Nothing like rubbing salt in the open wound []

Made me blow cheerios out of my nose and THAT HURTS! [:0]


----------



## txbatons (Dec 19, 2007)

> _Originally posted by cowchaser_
> <br />Did you do that dance where your teeth are clinched together, your left arm pulled up in front of you and all that moves is 1 leg and you just do a circle? You don't mention if you lost bodily fluids either.




Dustin...kind of an exact question. Must be speaking from experience? []


----------



## Daniel (Dec 19, 2007)

Dustin, that was rich, my side hurts now.


----------



## Daniel (Dec 19, 2007)

Dustin, that was rich, my side hurts now.


----------



## cowchaser (Dec 19, 2007)

> _Originally posted by txbatons_
> <br />
> 
> 
> ...



Um, this one time a friend of a friend who's second cousin was married once of 4 times to his brothers, sisters, aunt told me that could happen. [][:I]


----------



## THarvey (Dec 19, 2007)

Shocking!!!![]

Which came first the site, sound or feeling?[}]

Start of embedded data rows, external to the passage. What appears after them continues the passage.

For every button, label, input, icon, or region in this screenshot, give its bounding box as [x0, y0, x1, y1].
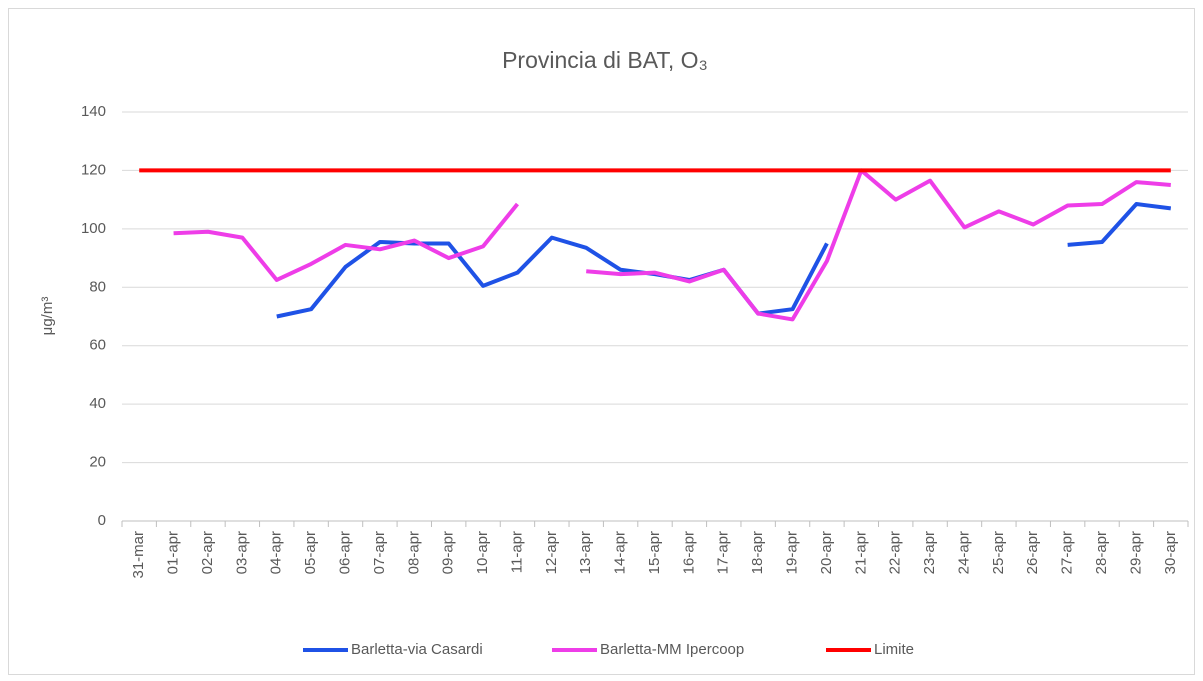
x-tick-label: 21-apr	[852, 531, 869, 574]
x-tick-label: 27-apr	[1059, 531, 1076, 574]
y-tick-label: 80	[89, 278, 106, 295]
y-tick-label: 40	[89, 395, 106, 412]
chart-title: Provincia di BAT, O₃	[502, 47, 708, 73]
x-tick-label: 26-apr	[1024, 531, 1041, 574]
x-tick-label: 31-mar	[130, 531, 147, 579]
x-tick-label: 01-apr	[165, 531, 182, 574]
x-tick-label: 08-apr	[405, 531, 422, 574]
x-tick-label: 12-apr	[543, 531, 560, 574]
x-tick-label: 22-apr	[887, 531, 904, 574]
x-tick-label: 04-apr	[268, 531, 285, 574]
y-tick-label: 120	[81, 161, 106, 178]
x-tick-label: 09-apr	[440, 531, 457, 574]
x-tick-label: 29-apr	[1127, 531, 1144, 574]
x-tick-label: 30-apr	[1162, 531, 1179, 574]
legend-label: Barletta-MM Ipercoop	[600, 641, 744, 658]
x-tick-label: 17-apr	[715, 531, 732, 574]
y-axis-label: μg/m³	[39, 297, 56, 336]
legend-label: Barletta-via Casardi	[351, 641, 483, 658]
x-tick-label: 28-apr	[1093, 531, 1110, 574]
x-tick-label: 11-apr	[508, 531, 525, 573]
x-tick-label: 13-apr	[577, 531, 594, 574]
y-tick-label: 140	[81, 103, 106, 120]
x-tick-label: 15-apr	[646, 531, 663, 574]
x-tick-label: 10-apr	[474, 531, 491, 574]
y-tick-label: 20	[89, 454, 106, 471]
y-tick-label: 100	[81, 220, 106, 237]
x-tick-label: 02-apr	[199, 531, 216, 574]
series-line	[173, 168, 1171, 322]
x-tick-label: 19-apr	[784, 531, 801, 574]
x-tick-label: 24-apr	[955, 531, 972, 574]
x-tick-label: 20-apr	[818, 531, 835, 574]
x-tick-label: 14-apr	[612, 531, 629, 574]
y-tick-label: 0	[98, 512, 106, 529]
x-tick-label: 03-apr	[233, 531, 250, 574]
x-tick-label: 07-apr	[371, 531, 388, 574]
x-tick-label: 25-apr	[990, 531, 1007, 574]
y-tick-label: 60	[89, 337, 106, 354]
x-tick-label: 16-apr	[680, 531, 697, 574]
x-tick-label: 23-apr	[921, 531, 938, 574]
chart-frame	[8, 8, 1195, 675]
legend-label: Limite	[874, 641, 914, 658]
x-tick-label: 18-apr	[749, 531, 766, 574]
x-tick-label: 05-apr	[302, 531, 319, 574]
x-tick-label: 06-apr	[336, 531, 353, 574]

In my humble opinion, this is not the appropriate way to jump start your day.


----------



## RollTide (Dec 19, 2007)

THarvey.....I saw it, felt it and heard it all at the same time![xx(] That stuff is fast![]

I was doing a dance alright. The "Oh, please get it off of me" dance! I wonder how many volts that was.


----------



## Firefyter-emt (Dec 19, 2007)

All kidding aside, the FIRST think you do after you finish coating is to ground the tip.  You do not need to have the switch on to get zapped. (Either hand held of foot pedal controls) I would not even put the gun down until you do this. []

Most people would be shocked to see what happens if you dont. [}]


----------